Both drivers kept their dial-ins for the final, and Sticklen’s .092 light put him in good shape. 3.2 seconds later, Johnson left on a slower .173 light. When both cars edged towards the traps, Johnson’s Celica was in front, and triggered the win with a 11.815 on a 11.80 dial in to Sticklen’s 15.11 on a 15.00. Again the margin was tight, and the overall racing quality was excellent.

Sports Bike: Sam Taylor
Rapid Bikes Magazine Sports Bike was a small but sharp field of no-bar variable wheelbase racing action. Top Qualifier was Daniel Sekli’s ZX10R with an 8.97, but the rest of the field was tightly stacked in behind. Kawasaki riders Sam Taylor and Phil White rose to the top of the pack with great round wins, and were going to be worthy opponents in the final.

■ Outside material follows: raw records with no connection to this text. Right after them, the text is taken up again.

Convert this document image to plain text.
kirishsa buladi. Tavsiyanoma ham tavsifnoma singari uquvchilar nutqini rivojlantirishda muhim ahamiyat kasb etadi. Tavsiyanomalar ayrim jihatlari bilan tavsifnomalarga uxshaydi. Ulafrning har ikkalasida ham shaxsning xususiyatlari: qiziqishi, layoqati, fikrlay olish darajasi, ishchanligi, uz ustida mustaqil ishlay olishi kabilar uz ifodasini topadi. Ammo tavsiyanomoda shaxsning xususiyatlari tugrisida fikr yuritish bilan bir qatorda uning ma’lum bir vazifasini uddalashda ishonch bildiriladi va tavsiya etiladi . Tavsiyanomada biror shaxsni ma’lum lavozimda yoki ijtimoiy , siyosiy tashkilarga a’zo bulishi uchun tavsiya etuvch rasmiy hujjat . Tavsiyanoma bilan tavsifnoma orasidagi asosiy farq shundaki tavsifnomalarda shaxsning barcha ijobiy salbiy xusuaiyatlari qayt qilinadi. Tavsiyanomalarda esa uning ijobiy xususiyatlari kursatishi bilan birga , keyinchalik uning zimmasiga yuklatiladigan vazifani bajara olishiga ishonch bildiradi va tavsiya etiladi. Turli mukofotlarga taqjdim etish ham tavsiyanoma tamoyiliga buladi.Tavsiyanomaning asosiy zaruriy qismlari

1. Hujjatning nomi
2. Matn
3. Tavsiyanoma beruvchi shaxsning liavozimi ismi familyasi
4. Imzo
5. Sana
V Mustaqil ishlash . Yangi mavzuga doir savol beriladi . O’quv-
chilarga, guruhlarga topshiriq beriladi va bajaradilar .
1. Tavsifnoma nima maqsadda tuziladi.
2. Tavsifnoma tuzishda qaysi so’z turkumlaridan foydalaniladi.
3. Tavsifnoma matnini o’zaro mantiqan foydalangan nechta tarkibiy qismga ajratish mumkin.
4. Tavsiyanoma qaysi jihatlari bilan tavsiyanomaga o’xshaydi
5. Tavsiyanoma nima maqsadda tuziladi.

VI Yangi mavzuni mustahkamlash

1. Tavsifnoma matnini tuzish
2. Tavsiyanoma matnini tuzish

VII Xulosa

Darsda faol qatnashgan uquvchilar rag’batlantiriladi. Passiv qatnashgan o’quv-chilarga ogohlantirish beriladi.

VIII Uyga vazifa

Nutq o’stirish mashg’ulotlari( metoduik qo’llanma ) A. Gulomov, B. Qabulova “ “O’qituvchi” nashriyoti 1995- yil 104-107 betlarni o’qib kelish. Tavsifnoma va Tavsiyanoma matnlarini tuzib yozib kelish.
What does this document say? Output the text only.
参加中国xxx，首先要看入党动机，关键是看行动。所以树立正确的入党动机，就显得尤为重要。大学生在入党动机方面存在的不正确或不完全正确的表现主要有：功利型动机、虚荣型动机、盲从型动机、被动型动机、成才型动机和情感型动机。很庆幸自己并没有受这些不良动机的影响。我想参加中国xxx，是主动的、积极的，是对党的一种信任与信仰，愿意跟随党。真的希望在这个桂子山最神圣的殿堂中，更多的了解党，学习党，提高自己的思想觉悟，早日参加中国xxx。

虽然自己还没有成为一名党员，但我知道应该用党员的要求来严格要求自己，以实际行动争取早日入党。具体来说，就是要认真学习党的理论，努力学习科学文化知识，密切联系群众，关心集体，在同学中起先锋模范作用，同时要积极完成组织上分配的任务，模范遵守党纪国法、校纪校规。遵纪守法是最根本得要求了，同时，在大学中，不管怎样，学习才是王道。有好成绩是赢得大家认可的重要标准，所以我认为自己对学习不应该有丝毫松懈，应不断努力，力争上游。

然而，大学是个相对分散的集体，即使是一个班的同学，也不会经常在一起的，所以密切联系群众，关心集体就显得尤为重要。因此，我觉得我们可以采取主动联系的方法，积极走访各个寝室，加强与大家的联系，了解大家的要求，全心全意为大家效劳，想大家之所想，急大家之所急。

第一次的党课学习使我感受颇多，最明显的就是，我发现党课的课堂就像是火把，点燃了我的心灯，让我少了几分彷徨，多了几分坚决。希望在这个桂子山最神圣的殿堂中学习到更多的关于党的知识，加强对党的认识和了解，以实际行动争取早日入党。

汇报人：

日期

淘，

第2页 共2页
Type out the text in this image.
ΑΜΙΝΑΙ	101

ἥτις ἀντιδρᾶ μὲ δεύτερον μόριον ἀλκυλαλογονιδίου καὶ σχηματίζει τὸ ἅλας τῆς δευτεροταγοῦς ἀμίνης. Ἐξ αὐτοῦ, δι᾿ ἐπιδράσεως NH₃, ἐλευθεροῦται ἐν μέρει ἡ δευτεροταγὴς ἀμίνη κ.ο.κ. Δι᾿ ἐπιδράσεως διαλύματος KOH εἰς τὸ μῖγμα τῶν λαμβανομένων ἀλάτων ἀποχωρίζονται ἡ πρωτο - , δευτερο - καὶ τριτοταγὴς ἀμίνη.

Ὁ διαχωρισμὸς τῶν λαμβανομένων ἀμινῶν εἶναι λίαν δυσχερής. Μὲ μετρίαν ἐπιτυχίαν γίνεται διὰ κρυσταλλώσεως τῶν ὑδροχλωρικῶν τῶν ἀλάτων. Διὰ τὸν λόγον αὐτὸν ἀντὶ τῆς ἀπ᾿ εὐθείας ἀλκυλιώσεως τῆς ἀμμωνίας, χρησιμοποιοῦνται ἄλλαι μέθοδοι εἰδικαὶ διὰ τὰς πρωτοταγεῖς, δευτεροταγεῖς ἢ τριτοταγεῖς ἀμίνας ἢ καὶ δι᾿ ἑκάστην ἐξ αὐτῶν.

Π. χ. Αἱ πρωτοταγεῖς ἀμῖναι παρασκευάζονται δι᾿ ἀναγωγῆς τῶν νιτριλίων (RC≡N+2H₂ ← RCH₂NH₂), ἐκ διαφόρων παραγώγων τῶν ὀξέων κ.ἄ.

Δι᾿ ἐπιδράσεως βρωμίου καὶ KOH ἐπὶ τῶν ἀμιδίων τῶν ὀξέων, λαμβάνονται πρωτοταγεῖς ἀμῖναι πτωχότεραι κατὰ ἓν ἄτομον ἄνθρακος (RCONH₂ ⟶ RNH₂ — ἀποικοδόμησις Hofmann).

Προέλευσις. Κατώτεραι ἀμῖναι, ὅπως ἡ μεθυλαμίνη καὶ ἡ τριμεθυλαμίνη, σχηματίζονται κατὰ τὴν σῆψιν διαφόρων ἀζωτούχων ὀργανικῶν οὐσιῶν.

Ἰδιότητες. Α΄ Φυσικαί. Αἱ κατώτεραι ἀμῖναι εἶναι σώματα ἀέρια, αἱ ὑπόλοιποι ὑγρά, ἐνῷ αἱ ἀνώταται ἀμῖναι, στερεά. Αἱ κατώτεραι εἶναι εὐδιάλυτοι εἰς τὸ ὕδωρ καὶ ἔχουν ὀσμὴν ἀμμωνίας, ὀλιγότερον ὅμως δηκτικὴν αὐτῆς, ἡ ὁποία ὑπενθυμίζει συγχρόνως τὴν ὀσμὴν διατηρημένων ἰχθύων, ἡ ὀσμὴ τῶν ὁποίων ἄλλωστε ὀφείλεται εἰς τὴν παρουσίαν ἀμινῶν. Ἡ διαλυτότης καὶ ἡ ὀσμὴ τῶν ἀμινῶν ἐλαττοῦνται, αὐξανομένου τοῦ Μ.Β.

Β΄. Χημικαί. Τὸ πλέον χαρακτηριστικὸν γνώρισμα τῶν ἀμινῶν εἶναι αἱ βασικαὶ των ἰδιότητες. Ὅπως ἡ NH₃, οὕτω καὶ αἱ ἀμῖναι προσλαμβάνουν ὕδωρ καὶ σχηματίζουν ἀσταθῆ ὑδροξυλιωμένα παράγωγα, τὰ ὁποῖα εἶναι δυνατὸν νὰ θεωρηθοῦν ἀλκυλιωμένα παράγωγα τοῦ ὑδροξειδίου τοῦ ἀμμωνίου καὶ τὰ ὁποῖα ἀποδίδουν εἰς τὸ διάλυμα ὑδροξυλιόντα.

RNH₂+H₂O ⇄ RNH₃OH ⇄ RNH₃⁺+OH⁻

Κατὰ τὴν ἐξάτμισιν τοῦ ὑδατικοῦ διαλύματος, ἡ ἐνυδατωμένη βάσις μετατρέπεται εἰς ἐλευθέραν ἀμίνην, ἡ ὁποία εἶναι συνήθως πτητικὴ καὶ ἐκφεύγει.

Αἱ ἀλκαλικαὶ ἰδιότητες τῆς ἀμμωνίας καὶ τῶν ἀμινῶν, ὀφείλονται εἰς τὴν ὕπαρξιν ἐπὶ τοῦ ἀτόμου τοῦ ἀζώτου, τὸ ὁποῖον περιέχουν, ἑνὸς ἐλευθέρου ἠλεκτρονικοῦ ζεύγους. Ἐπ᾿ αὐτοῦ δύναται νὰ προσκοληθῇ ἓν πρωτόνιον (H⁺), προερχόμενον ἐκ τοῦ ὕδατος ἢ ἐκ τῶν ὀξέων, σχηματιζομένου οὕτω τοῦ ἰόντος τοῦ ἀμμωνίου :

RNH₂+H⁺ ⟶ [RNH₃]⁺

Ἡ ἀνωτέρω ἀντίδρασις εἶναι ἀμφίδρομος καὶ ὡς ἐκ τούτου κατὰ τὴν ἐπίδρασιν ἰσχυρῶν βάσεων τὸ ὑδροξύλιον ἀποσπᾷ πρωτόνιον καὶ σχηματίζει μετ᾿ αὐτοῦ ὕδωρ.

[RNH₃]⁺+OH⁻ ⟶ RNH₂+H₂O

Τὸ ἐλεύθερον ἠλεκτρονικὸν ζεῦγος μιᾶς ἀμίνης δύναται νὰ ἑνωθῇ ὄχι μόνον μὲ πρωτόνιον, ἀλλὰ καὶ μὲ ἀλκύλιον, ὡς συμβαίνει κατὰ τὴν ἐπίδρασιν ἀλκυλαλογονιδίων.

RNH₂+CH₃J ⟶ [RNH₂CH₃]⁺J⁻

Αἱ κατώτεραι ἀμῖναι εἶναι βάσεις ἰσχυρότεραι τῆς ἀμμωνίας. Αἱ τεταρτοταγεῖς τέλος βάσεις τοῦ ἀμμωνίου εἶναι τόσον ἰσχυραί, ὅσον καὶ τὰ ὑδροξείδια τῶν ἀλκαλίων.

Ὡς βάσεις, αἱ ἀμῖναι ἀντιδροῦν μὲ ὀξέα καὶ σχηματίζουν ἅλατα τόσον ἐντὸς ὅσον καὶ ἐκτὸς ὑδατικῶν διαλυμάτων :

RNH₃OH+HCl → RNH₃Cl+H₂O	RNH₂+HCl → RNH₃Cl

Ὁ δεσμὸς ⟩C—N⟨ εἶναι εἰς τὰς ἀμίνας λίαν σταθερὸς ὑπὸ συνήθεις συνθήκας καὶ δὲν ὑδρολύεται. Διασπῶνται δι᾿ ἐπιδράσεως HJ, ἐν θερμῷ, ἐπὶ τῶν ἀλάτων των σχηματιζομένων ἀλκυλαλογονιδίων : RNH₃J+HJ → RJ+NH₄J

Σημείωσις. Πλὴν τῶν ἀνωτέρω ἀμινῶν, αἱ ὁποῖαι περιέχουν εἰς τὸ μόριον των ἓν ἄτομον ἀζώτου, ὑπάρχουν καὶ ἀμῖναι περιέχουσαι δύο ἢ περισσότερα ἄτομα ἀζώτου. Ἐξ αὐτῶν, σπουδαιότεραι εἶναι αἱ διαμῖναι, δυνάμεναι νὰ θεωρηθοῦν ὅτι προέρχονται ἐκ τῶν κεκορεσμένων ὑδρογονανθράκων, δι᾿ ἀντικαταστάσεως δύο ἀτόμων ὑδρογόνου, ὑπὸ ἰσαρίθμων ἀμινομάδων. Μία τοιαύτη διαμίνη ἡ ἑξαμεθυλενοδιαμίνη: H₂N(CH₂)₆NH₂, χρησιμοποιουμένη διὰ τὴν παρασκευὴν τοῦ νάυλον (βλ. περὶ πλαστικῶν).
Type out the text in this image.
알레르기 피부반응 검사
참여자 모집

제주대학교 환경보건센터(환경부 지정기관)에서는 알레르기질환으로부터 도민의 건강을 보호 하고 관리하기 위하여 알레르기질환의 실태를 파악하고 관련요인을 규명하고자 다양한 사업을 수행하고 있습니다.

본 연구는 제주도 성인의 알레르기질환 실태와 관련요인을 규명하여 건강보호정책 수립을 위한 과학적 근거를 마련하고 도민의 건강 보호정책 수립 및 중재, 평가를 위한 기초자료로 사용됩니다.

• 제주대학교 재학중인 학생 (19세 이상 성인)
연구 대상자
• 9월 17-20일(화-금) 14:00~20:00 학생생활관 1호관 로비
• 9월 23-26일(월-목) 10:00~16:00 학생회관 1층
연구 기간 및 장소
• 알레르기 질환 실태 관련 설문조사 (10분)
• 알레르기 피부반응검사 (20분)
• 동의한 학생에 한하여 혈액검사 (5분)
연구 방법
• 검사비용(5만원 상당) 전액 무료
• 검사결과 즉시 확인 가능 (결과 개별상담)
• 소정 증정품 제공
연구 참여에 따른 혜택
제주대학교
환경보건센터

Taylor on his ZX10 disposed of Paul de Roo in round 1 with a 9.35 on a 9.30 dial in, Christian Penny with a 9.42 and top qualifier Sekli in round 3 with a tighter 9.325 on a 9.30. White outrode Kevin Cleeve on his ZX14 with a 9.85 on a 9.80 in round 1, outran Robert Simmonds in round 2 with a 9.82 on a 9.80 and cut a .015 light in round 3 against Chris Collin to run a winning 9.97 on a 9.80.

On paper it was again going to be close, but White’s red light numbed the excitement, and Taylor’s 9.45 on a 9.30 dial secured the gong, whilst White ran the ZX14 out the back door to a 9.73 on the 9.80 dial-in.

That rounds out the 2012 Brisbane Jamboree, World Records and all.